Calderón cierra un ciclo histórico, al entregar la gobernación a Acevedo Vilá, como la primera mujer en alcanzar tal posición electiva en la historia política puertorriqueña.
Su gestión de cuatro años, sin embargo, ha quedado marcada por las duras críticas provenientes de sus propios correligionarios del Partido Popular Democrático (PPD) y de la oposición, principalmente del anexionista Partido Nuevo Progresista (PNP), que fracasó en reconquistar el gobierno.
La mandataria puertorriqueña defendió su gestión al destacar entre sus principales logros el impulso a las denominadas “comunidades especiales", que involucra al 65 por ciento de la población nacional que vive en la pobreza.
Puerto Rico, estado libre asociado a Estados Unidos desde 1952, cuenta con una población de cuatro millones 800 mil habitantes que viven en niveles económicos contrastantes, aunque esta situación se mantiene fuera del foco público.
Calderón, en un mensaje televisado al país esta semana, agradeció al pueblo su respaldo y lamentó que en su partido no hubiera una “comprensión” de la gestión gubernamental.
A lo largo del cuatrienio, la gobernante sostuvo discrepancias con el liderazgo legislativo del PPD, que en ocasiones obstruyó su gestión.
El desempeño de la legislatura del PPD resultó duramente castigado en los pasados comicios generales, cuando los electores dieron una sólida mayoría al PNP, a pesar de que derrotaron al aspirante anexionista a la gobernación, Pedro Rosselló.
La victoria de Acevedo Vilá se selló el 23 de diciembre con la certificación de la Comisión Estatal de Elecciones (CEE), a 53 días de celebrados los comicios, luego de una prolongada batalla legal impulsada por el PNP.
El juez federal Daniel Domínguez, del Tribunal de Distrito de Estados Unidos en Puerto Rico, pretendió desconocer la victoria de Acevedo Vilá y provocó un choque con la Suprema Corte de Puerto Rico, que había validado unos 30 mil votos mixtos con tres marcas.
La intervención del Circuito de Apelaciones de Boston, adonde recurrió el PPD, puso fin a la controversia que provocó una protesta de 25 mil puertorriqueños contra lo que se calificó de “intento de golpe de Estado” de los jueces federales en Puerto Rico.
Rosselló acogió la decisión final pero desconoció en un mensaje radiado la victoria de Acevedo Vilá, que calificó “producto del fraude”.
Además, imputó al presidente del Tribunal Supremo de Puerto Rico, Federico Hernández Denton, haberse inclinado ideológicamente a favor del PPD.
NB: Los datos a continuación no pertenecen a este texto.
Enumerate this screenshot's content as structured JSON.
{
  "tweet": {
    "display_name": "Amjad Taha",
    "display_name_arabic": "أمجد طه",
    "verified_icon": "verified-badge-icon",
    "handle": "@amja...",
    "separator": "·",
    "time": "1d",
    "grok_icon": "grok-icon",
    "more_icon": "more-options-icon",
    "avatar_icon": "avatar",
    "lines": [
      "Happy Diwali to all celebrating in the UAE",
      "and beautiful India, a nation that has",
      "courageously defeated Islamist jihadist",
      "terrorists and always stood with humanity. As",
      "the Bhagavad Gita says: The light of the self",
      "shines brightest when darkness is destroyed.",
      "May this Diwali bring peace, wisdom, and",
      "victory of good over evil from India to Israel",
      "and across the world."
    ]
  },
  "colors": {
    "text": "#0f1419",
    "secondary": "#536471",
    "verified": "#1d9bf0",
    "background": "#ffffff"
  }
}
El ex gobernador anexionista ha intentado infructuosamente provocar la renuncia de uno de los senadores electos de su partido para convertirse en presidente del Senado en el cuatrienio que se inicia este domingo con la jura de Acevedo Vilá.
Acevedo Vilá, quien fuera el delegado de Puerto Rico en Washington, ha anunciado que gobernará en un clima de consenso con un gabinete integrado por representantes de distintos sectores políticos, incluidos los independentistas, que contribuyeron a su victoria.